Scroller

Display an overflowing list of items.

Vertical

Horizontal

Free

Vertical with buttons

Buttons will automatically scroll to a given direct child.

Horizontal with buttons

Buttons will automatically scroll to a given direct child.

Best Practices

When to use

  • Use Scroller for an overflowing list of peer items along a single axis: chip rows, log streams, code snippets, command palettes.
  • Pick vertical for stacked feeds, horizontal for chip and tile rails, free only when content genuinely scrolls in both directions (logs with very long lines).
  • For paginated or virtualized data sets larger than a few hundred items, render with a virtualization library inside the Scroller rather than dumping every node into the DOM.

Behavior

  • Auto-scroll buttons target direct children only.
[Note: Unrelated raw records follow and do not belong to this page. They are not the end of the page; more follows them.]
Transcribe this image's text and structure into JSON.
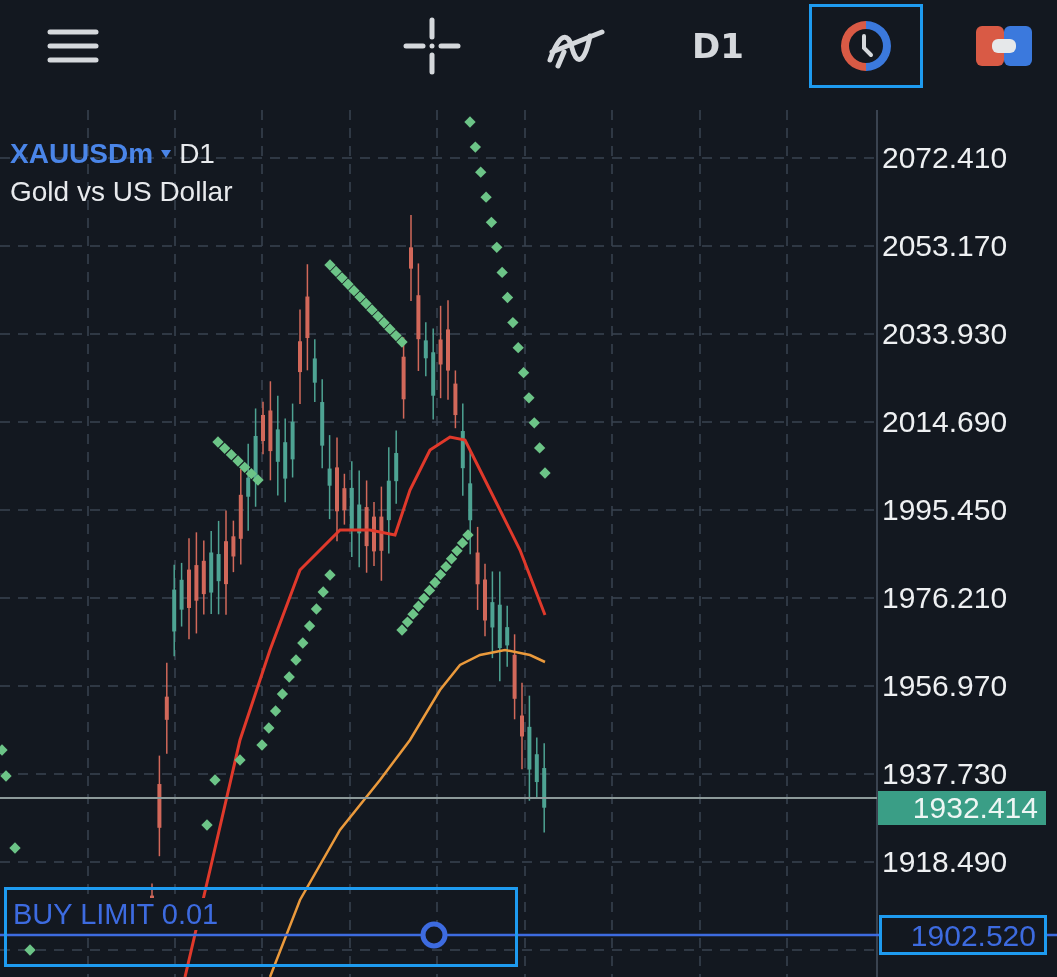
{
  "toolbar": {
    "buttons": [
      {
        "kind": "menu",
        "selected": false
      },
      {
        "kind": "crosshair",
        "selected": false
      },
      {
        "kind": "indicators",
        "selected": false
      },
      {
        "kind": "timeframe",
        "label": "D1",
        "selected": false
      },
      {
        "kind": "clock",
        "selected": true
      },
      {
        "kind": "trade",
        "selected": false
      }
    ]
  },
  "symbol": {
    "ticker": "XAUUSDm",
    "timeframe": "D1",
    "description": "Gold vs US Dollar"
  },
  "price_axis": {
    "labels": [
      "2072.410",
      "2053.170",
      "2033.930",
      "2014.690",
      "1995.450",
      "1976.210",
      "1956.970",
      "1937.730",
      "1918.490"
    ]
  },
  "current_price": "1932.414",
  "pending_order": {
    "label": "BUY LIMIT 0.01",
    "price": "1902.520"
  }
}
If items are wrapped in extra layout nodes the buttons won’t find their target.
  • Show edge fade or shadow affordances on the clipped axis so users see there’s more content past the viewport.
  • Keep item widths and gaps consistent in horizontal scrollers; ragged edges break the snap rhythm and make the rail feel broken.

Accessibility

  • Tab order follows DOM order, so place items in reading order regardless of visual scroll direction.
  • Scroller buttons need aria-labels that name the direction and content (Scroll customer logos left), not bare Previous/Next.
  • Make sure focusing an off-screen item scrolls it into view; the default browser behavior covers this, but custom focus traps can break it.